İşsizliğin yoğun olduğu kentte ekonomik düzeyi düşük olan ailelerde yaşayan kadınlar ev içerisinde ekonomik şiddete maruz kalıyor. Erkek yaşanan her krizde hırsını kadından alıyor ya da kazandığı para üzerinden kadına baskı kurabiliyor. Kadınların istihdam alanları çok dar. Kadınlara cevap olmaya çalışıyoruz, çözüm olmak için dernek ve STÖ’ler olarak birlikte çalışıyoruz. En büyük engelimiz istihdam alanının olmaması. Ancak kadınları çaresiz bırakmamak için çevremizdeki tanıdıklarımız aracılığıyla iş imkanı sağlamaya çalışıyoruz. Kadınlara korkusuz, kendini güvende hissedebilecekleri alanlar yaratmaya çalışıyoruz” dedi.

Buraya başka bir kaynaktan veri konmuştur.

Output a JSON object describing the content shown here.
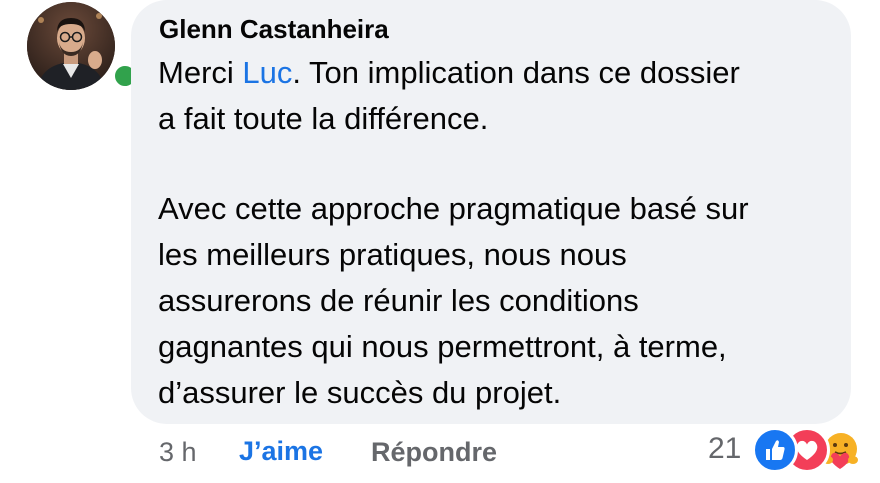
{
  "comment": {
    "author": "Glenn Castanheira",
    "paragraph1": {
      "line1_before": "Merci ",
      "mention": "Luc",
      "line1_after": ". Ton implication dans ce dossier",
      "line2": "a fait toute la différence."
    },
    "paragraph2": [
      "Avec cette approche pragmatique basé sur",
      "les meilleurs pratiques, nous nous",
      "assurerons de réunir les conditions",
      "gagnantes qui nous permettront, à terme,",
      "d’assurer le succès du projet."
    ],
    "author_online": true
  },
  "footer": {
    "time": "3 h",
    "like_label": "J’aime",
    "reply_label": "Répondre",
    "reaction_count": "21",
    "reactions": [
      "like-icon",
      "love-icon",
      "care-icon"
    ]
  },
  "colors": {
    "bubble": "#f0f2f5",
    "link": "#1b74e4",
    "muted": "#65676b",
    "online": "#31a24c",
    "like": "#1877f2",
    "love": "#f33e58"
  }
}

MERSİN İÇİN YENİ BİR PROJE
Kadınlar için yeni bir proje hazırlığında olduklarını ifade eden Güzel, projeye dair şu bilgileri verdi: “Toplamda 500 kadına ulaşabileceğimiz bir projemiz var. Kentte gelir düzeyi düşük ve dezavantajlı 10 pilot mahalle belirleyip, yerelde kadınların yaşadıkları sorunları ele alacağız. Kadınların ev içinde ve dışarıda yaşadıkları şiddet biçimleri, yerel yönetimlerle olan ilişkilerini, iletişime geçme konusunda nasıl politika geliştirebileceklerini konuşacağız. Aslında bu bir tespit çalışması olacak, bu mahallelerden aldığımız her bilgi Mersin için bir veri olacak ve o sonuçlara göre bir sonraki aşamayı planlayacağız” dedi.
ÖRGÜTLÜ RUHLA 25 KASIM'A
25 Kasım’a yaklaşırken kentteki tüm kadınlara ulaşmayı amaçladıklarını dile getiren Güzel, son olarak şu çağrıda bulundu: “Önümüzde 25 Kasım süreci var. Mersin’de tüm kadınlara ulaşabilmek için çeşitli aktiviteler yapacağız. Aynı amaçlar için mücadele ediyorsak, birlikte örgütlü olmak gerek. Her yıl olduğu gibi bu yıl da kadına yönelik şiddete dur demek için alanlarda olacağız. Özgürlüğü savunan tüm kadınları ‘Jin jiyan azadî’ sloganıyla, örgütlü ve özgür ruhla 25 Kasım’a davet ediyoruz.”